Les règles ont changé aux frontières entre la France et d’autres pays européens, où, en application du droit européen, un nouveau seuil de cartouches de cigarettes est désormais accepté par les Douanes françaises (voir 29 mars).
C’est ainsi que La Dépêche du Midi introduit une interview de Thomas Cazenave, ministre chargé des Comptes publics : celui-ci explique le nouveau cadre réglementaire, défend son combat contre la contrebande de tabac et réitère son soutien aux buralistes.
•• Les cigarettes ramenées de l’étranger sont-elles désormais en « open bar » ?
Thomas Cazenave : C’est tout le contraire. On s’est adapté à la décision du Conseil d’État en renforçant les prérogatives de la Douane. En travaillant avec elle et la Confédération des buralistes, nous avons décidé de changer complètement de logique : pour bien contrôler, bien stopper, bien sanctionner, mieux vaut s’appuyer sur un certain nombre de critères. Donc, à présent, lorsqu’une personne est contrôlée, c’est sur la base de 12 critères que les douaniers peuvent définir si elle fait ou non du commerce de tabac.
•• Par exemple ?
Thomas Cazenave : Si la Douane contrôle un véhicule et trouve une cartouche avec le nom d’un destinataire inscrit dessus, cela tombe sous le coup du décret, ce qui n’était pas le cas dans la précédente réglementation.
Si la Douane trouve du tabac en vrac, dissimulé, il y a aussi un soupçon de trafic et la possibilité de sanctionner. Ou s’il y a deux sortes de tabac différentes, alors que généralement on ne consomme qu’une seule marque. Le volume reste bien évidemment aussi un indice de trafic (voir 9 avril).
•• Comment faites-vous la guerre aux trafiquants de tabac ?
Thomas Cazenave : Je vous donnerais l’exemple de l’opération « Colbert 2 », que nous venons de mener. Une opération historique, puisque nous avons collecté, en 7 jours, 27 tonnes de tabac, en mobilisant 10 000 agents, dont 5 000 douaniers (voir 30 mars). Des opérations coup de poing comme celle-là, nous allons continuer d’en faire. La lutte contre la contrebande de tabac, c’est ma priorité.
•• Les buralistes frontaliers jugent que les prix du tabac sont trop élevés par rapport à ceux des autres pays européens …
Thomas Cazenave : Quand j’ai pris mes fonctions, je me suis engagé à ce que l’évolution des prix du tabac soit limitée à l’inflation. C’est donc une évolution progressive, pendant qu’en parallèle de nouveaux outils pour lutter contre les trafics montent en puissance, avec la Loi Douanes et le plan de lutte contre les fraudes.

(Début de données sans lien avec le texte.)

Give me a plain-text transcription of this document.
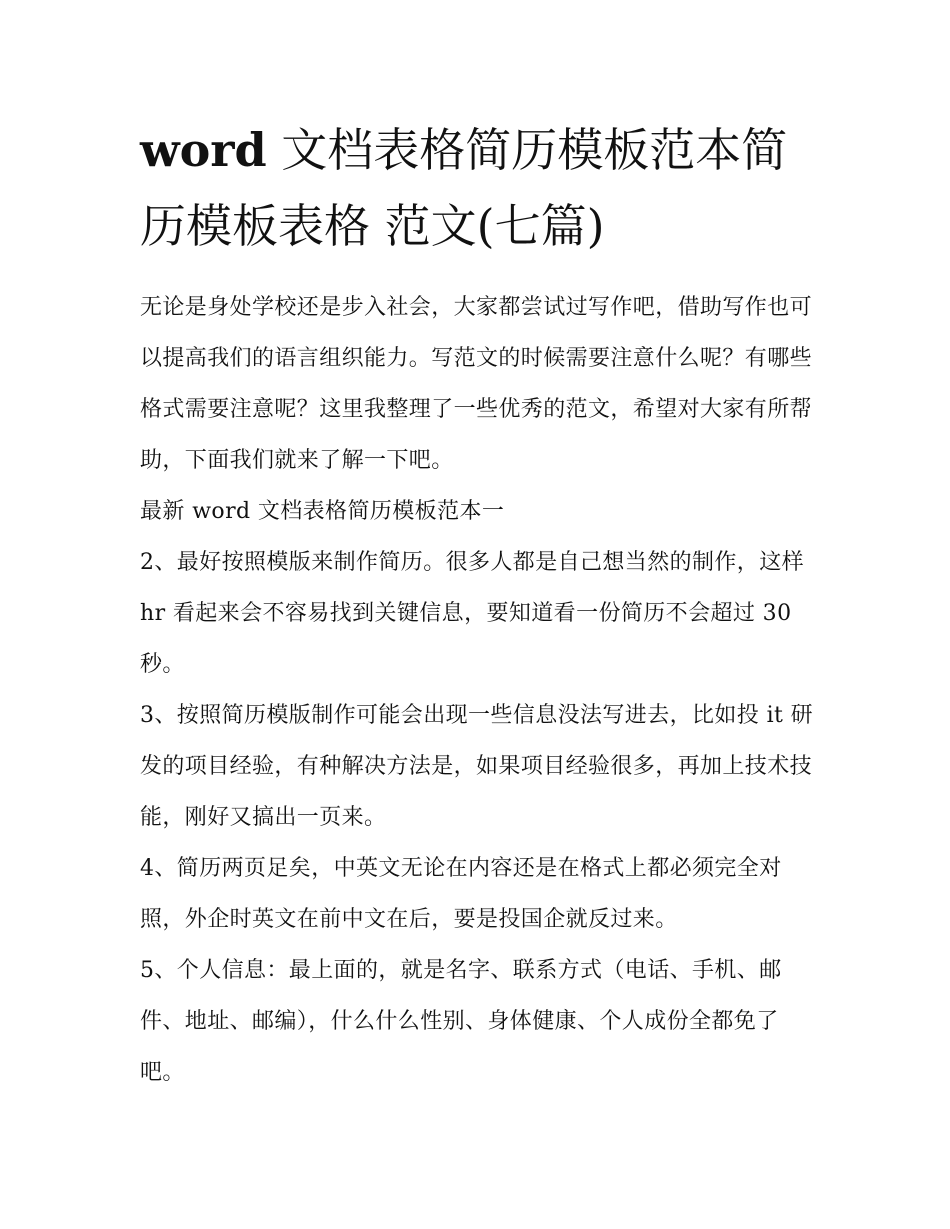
word 文档表格简历模板范本简历模板表格 范文(七篇)

无论是身处学校还是步入社会，大家都尝试过写作吧，借助写作也可以提高我们的语言组织能力。写范文的时候需要注意什么呢？有哪些格式需要注意呢？这里我整理了一些优秀的范文，希望对大家有所帮助，下面我们就来了解一下吧。

最新 word 文档表格简历模板范本一

2、最好按照模版来制作简历。很多人都是自己想当然的制作，这样 hr 看起来会不容易找到关键信息，要知道看一份简历不会超过 30 秒。

3、按照简历模版制作可能会出现一些信息没法写进去，比如投 it 研发的项目经验，有种解决方法是，如果项目经验很多，再加上技术技能，刚好又搞出一页来。

4、简历两页足矣，中英文无论在内容还是在格式上都必须完全对照，外企时英文在前中文在后，要是投国企就反过来。

5、个人信息：最上面的，就是名字、联系方式（电话、手机、邮件、地址、邮编），什么什么性别、身体健康、个人成份全都免了吧。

J’ai eu des demandes de plusieurs parlementaires pour augmenter considérablement le prix du tabac, et je m’y suis toujours opposé, pour éviter de nourrir l’économie parallèle.
Il reste toutefois des écarts de fiscalité entre les pays aux frontières espagnole, belge, luxembourgeoise, etc. Nous avons écrit la semaine dernière, avec le ministre de l’Économie Bruno Le Maire, aux deux commissaires européens en charge de ce sujet. Nous souhaitons que la Commission européenne réouvre et examine la Directive de 2011, pour aller vers une harmonisation de la fiscalité du tabac en Europe. C’est l’une des actions du plan national de lutte contre le tabac et je souhaite que cela fasse partie de nos thèmes de campagne pour les élections de juin.
•• Les buralistes considèrent qu’augmenter le prix du tabac ne fait pas baisser la consommation …
Thomas Cazenave : En réalité, ce que l’on observe depuis de nombreuses années, c’est une baisse des volumes, y compris sur le marché parallèle. Les buralistes avec qui je discute beaucoup, constatent aussi cette évolution. Et c’est pour ça qu’ils diversifient leurs activités. Ce sont des commerçants d’utilité publique, parfois le dernier commerce restant dans les villages. Nous les accompagnons, grâce à un fonds d’aide à la Transformation. Sur la période 2023-2027, nous y consacrerons 300 millions d’euros.